Looking at the Scope of Market Intelligence Scorecard
The world of business is a universe of risks that either results to failure or success. The reason behind this is not only the threat of economic inflation, but also because there is absolute uncertainty of sales. There are plenty of competitors in the market and one or two strategies may not be enough. The use of market intelligence measuring tools gives managers a sigh of relief, at least in terms of coming up with good decisions. No, it is not a way of spying on the competition, but it is more of a business approach. Many large companies have been using the time-tested market intelligence scorecard since 1958.
The term market intelligence is almost the same with business intelligence. While the latter subject covers a broader spectrum, market intelligence focuses on three specific areas. Thus, there are three approaches or types of market intelligence metric systems. The three systems center on competitor analysis, market research, and benchmarking. In reality, these three areas are all about analysis since market intelligence is really about analysis.
The competitor analysis scorecard is one of the most important aspects of measuring and analyzing market intelligence. Most of the time, the best way to define a business or even a brand is not through its products and services, but rather by its competitors in the market. This type of scorecard involves three groups of responders: the company, customers, and the competitors. In order for the company to position itself properly in the market, it should have a good grip on what the customers know about the company brand and the competitor’s brand. In the same way, the company should also consider the methods and marketing strategies of the competitor.
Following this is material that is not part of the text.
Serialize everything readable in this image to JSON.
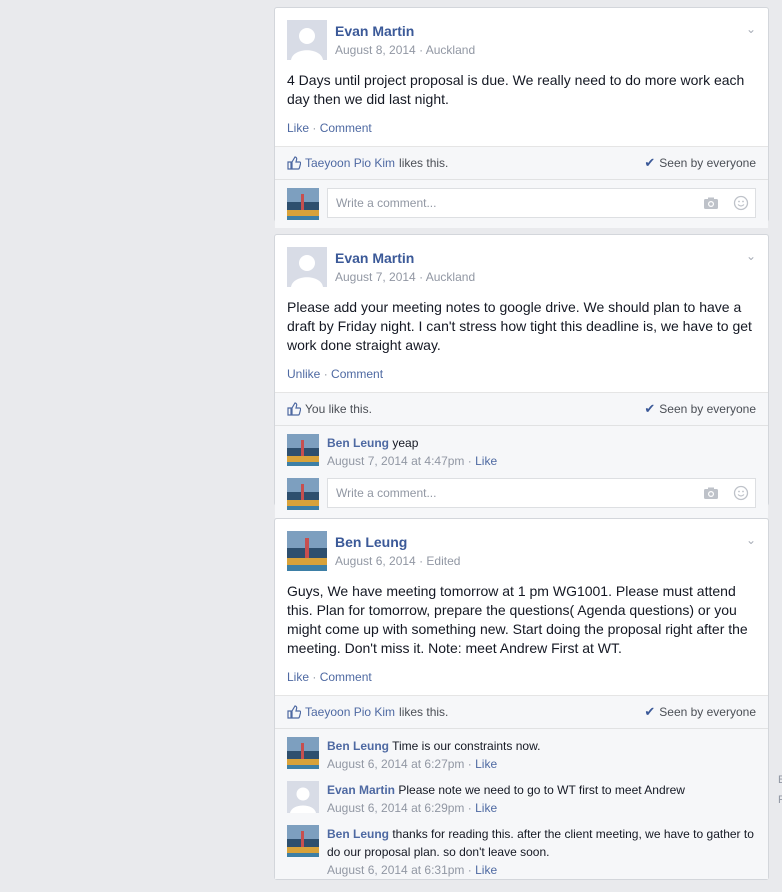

The second aspect of measuring market intelligence is marketing research. The focus in this aspect is the customer. This is where surveys, product tests, brand recall, product position, and even product packaging come to play. One of the most effective ways of making a product successful is not capturing an already established market but creating one. Through careful research, the company can even come up with a new market from an already existing one. Market research may take time and resources, but the results are worth it.
The third aspect in measuring market intelligence is benchmarking. Benchmarking is to company what market research is to customers. It involves four types of benchmarking strategies: internal, competitive, functional, and generic. Benchmarking within the business units of the organization is an internal strategy. Benchmarking becomes competitive when there is a process efficiency or performance check with the competitors. Functional benchmarking, on the other hand, involves operations within a similar industry. And, generic benchmarking involves the comparison of processes between different industries.
Many companies are behind in terms of technological facilities. But as long as they keep a close hand on market analysis, these companies are still right on the game. The use of market intelligence scorecard may be producing nothing less than just numbers. But once these numbers are processed, business leaders could make decisions that are synonymous to success.